I'm not sure I understand the question: but if you intersect the plane spanned by (a,Ma) you get a circle (well, assuming that a and Ma are not antipodal). On this circle it is easy to write down a continuous solution, then take an orthogonal complement of that plane and fix that complement.a
The question is, let a be a fixed vector and let b(t) trace out a continuous path on the sphere. find a continuous function S(t) in the orthogonal group such that b(t)=S(t)a.

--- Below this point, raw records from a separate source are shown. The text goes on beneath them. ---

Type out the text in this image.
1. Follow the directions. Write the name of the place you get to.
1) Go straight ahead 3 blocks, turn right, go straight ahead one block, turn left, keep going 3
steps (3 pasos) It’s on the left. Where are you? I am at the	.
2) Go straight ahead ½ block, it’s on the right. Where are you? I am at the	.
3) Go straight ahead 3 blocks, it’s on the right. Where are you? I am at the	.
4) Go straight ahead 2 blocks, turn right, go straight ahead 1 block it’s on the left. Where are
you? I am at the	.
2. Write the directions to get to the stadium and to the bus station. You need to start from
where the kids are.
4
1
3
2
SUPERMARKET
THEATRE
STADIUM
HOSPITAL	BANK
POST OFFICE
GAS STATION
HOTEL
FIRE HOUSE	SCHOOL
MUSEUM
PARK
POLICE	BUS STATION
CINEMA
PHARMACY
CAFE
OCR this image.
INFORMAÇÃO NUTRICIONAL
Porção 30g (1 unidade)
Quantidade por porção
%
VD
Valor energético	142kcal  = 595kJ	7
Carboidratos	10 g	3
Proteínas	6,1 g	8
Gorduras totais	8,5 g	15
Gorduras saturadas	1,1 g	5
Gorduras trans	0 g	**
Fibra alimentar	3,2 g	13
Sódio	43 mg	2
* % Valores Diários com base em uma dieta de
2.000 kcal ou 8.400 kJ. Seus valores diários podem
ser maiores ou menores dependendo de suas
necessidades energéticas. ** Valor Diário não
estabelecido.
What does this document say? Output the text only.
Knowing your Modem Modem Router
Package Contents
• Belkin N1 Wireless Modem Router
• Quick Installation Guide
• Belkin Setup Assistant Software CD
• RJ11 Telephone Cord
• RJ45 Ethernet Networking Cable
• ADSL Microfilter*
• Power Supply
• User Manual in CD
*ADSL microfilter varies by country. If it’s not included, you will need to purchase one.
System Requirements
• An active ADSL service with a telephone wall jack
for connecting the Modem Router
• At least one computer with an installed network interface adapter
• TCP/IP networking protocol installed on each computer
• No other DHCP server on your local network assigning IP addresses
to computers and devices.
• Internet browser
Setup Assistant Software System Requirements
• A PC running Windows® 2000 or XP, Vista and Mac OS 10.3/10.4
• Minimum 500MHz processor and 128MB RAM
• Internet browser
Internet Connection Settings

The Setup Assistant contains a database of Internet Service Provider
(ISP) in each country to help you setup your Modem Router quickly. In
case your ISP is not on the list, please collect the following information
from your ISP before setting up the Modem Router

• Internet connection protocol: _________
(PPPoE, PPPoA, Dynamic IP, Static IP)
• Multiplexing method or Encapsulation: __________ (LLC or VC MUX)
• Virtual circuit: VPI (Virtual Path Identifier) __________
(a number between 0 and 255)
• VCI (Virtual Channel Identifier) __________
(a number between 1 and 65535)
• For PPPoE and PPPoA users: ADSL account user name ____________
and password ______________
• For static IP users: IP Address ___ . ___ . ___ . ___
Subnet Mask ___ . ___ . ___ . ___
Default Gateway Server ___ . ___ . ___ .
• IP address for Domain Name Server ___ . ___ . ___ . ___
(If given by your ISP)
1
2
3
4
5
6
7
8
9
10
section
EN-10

If you have the following definition of a subring: "A subset $S$ of a ring $A$ is a *subring* of $A$ if $S$ is closed under addition and multiplication and contains the identity element of $A$." According to Wikipedia, a subring is supposed to contain $0$ (implied by definition of a subring)
Take $A = \mathbb{Z}$ and $S$ the subset containing $1$ (the identity). Now how on earth will this contain $0$? Is Atiyah not requiring a subring to contain $0$ or what?
Because if not I think this is a typo. Unless we completely redefine subring to not actually be a ring itself because it won't contain the additive neutral element.
Matt: That's what I take it to mean. It might be the case Atiyah has a stronger idea of what closure is than what I've seen everywhere, one that includes inverses (or he just forgot to state the latter). Either that or his definition of subring is so loose it allows for multiplicative monoids.
Hmm. Moral from Matt's question: Ever be alert. I had gone through this chapter and thought these were stupid definitions that I knew, In fact I was trying to argue in favour of Atiyah. How sick of me.
@Skullpatrol In my browser (Firefox on Mac) that animation looks funny since the browser uses a steady framerate. The animation actually has a variable framerate to make the animation look more natural.
As of 14:20 UTC, MathJax.org is down, hence all MathJax requests fail.